The morphine titration cumulative dose and pain intensity score (graded from 0 to 10 on a VAS) at rest and on coughing were collected in the recovery room upon the patient’s arrival and after one hour. Finally, pain VAS values were also collected at rest and on coughing in the wards at 2, 12, 24, 48 and 72 h after surgery. Cumulative oral morphine consumption was collected as well as daily and total doses of other analgesics such as acetaminophen, nefopam, tramadol, IV lidocaine and ketoprofen. The occurrence of nausea, vomiting and urinary retention were noted for each patient. The hospital length-of-stay was recorded.

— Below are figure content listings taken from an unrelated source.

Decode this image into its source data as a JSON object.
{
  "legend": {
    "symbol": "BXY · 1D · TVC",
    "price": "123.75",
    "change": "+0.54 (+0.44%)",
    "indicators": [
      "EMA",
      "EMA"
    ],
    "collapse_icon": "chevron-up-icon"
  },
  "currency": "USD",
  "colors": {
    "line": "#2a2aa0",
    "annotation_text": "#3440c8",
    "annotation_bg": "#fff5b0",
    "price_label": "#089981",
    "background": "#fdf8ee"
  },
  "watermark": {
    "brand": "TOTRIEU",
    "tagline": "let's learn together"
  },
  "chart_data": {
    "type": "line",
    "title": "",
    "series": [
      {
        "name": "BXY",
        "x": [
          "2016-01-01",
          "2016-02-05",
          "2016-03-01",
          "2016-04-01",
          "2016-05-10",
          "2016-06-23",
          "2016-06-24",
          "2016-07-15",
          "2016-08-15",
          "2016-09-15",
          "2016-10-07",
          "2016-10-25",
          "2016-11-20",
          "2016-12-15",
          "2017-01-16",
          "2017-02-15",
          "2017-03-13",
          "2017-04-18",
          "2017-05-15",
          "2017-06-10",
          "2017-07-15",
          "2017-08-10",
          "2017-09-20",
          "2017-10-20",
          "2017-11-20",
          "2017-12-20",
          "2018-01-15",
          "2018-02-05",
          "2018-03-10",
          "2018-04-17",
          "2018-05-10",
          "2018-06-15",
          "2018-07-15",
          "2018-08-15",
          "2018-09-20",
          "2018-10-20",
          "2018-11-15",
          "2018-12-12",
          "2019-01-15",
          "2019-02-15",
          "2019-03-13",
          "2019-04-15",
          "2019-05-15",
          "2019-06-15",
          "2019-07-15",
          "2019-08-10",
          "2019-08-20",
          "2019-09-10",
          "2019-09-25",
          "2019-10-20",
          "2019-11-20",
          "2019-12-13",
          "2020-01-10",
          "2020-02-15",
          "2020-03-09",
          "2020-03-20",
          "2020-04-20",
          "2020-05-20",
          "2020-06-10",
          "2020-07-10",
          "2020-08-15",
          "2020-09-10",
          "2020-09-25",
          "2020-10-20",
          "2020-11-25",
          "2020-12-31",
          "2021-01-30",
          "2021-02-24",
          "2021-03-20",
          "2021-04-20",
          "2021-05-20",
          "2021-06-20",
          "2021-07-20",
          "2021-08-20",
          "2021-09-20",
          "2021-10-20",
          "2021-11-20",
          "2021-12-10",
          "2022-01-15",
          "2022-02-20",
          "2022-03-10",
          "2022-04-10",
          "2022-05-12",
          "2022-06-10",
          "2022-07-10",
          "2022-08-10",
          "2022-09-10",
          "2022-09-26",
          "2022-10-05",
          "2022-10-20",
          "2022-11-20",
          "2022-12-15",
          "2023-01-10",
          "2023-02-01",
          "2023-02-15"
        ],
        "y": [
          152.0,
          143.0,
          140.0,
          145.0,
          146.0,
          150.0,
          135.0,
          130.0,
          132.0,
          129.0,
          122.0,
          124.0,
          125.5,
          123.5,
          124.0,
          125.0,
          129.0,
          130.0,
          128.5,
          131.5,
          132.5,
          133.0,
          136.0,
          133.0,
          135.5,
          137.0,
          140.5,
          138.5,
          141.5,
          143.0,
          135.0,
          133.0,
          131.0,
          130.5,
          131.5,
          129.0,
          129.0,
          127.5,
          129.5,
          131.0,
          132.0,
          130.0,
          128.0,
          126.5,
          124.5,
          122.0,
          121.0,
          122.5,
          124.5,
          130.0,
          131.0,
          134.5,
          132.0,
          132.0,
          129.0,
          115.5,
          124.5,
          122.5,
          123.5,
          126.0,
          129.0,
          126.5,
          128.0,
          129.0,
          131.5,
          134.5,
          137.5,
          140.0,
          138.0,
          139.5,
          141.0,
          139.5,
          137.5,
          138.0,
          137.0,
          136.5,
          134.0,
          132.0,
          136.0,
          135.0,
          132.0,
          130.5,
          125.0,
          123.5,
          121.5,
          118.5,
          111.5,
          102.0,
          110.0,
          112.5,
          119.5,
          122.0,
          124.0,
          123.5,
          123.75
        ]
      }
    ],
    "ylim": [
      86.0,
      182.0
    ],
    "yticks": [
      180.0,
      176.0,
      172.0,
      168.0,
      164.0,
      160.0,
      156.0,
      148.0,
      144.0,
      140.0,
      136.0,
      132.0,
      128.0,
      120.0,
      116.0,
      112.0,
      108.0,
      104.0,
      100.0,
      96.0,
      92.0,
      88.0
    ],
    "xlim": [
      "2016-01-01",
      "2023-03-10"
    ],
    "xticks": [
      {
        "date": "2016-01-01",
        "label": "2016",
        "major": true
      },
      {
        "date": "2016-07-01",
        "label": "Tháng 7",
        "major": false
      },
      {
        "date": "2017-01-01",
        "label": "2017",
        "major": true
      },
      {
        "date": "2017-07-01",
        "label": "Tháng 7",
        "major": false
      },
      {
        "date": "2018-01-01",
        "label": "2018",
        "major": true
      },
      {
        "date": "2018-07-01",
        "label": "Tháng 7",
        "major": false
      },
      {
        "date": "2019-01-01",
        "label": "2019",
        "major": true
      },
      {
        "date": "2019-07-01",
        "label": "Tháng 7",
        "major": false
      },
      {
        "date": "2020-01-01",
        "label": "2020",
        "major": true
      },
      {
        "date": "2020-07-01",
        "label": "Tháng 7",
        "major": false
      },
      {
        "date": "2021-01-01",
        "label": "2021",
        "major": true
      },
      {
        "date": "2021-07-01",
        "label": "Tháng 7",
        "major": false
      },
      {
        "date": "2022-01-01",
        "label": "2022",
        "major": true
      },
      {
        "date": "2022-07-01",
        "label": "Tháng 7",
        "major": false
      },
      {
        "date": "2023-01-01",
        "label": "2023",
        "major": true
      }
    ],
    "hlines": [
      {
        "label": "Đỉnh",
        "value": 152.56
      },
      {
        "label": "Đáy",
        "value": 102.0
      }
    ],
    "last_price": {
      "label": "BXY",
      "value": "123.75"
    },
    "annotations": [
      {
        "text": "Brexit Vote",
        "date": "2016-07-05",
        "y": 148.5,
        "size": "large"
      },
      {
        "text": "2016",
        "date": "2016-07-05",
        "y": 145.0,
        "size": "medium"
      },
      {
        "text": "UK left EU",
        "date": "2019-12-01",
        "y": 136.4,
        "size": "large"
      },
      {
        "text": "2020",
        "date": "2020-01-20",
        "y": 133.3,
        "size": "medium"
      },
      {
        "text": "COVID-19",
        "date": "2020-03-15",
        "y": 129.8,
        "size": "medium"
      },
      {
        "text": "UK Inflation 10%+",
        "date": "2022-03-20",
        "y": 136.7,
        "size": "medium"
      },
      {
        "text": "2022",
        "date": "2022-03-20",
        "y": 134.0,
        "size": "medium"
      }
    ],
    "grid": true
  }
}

Definition of endpoints and statistical analysis
The primary endpoint was the cumulative oral morphine consumption (expressed in mg) during the first postoperative 72 h. The secondary endpoints were: 1) the intensity of postoperative pain at rest and on coughing, and 2) the incidence of side effects most frequently associated with opioid consumption such as nausea, vomiting and urinary retention. Quantitative data were expressed as median values [25-75th percentiles] and qualitative data were expressed as numbers (percentages). Primary and secondary endpoints for each analgesic technique used were compared using the Kruskall-Wallis test with Dunn’s correction. We defined a priori a morphine consumption > 50 mg within the first postoperative 72 h as a reasonable marker of difficult pain control and high-dose morphine consumption. Factors associated with a high-dose morphine consumption were assessed by univariate logistic regression and chi-square for quantitative and qualitative variables, respectively. All variables with p value ≤0.2 were integrated into the multivariate step by step forward logistic regression model. P < 0.05 was considered significant. Statistical analysis was performed using SPSS version 23 (SPSS, IBM Corp, Armonk, NY).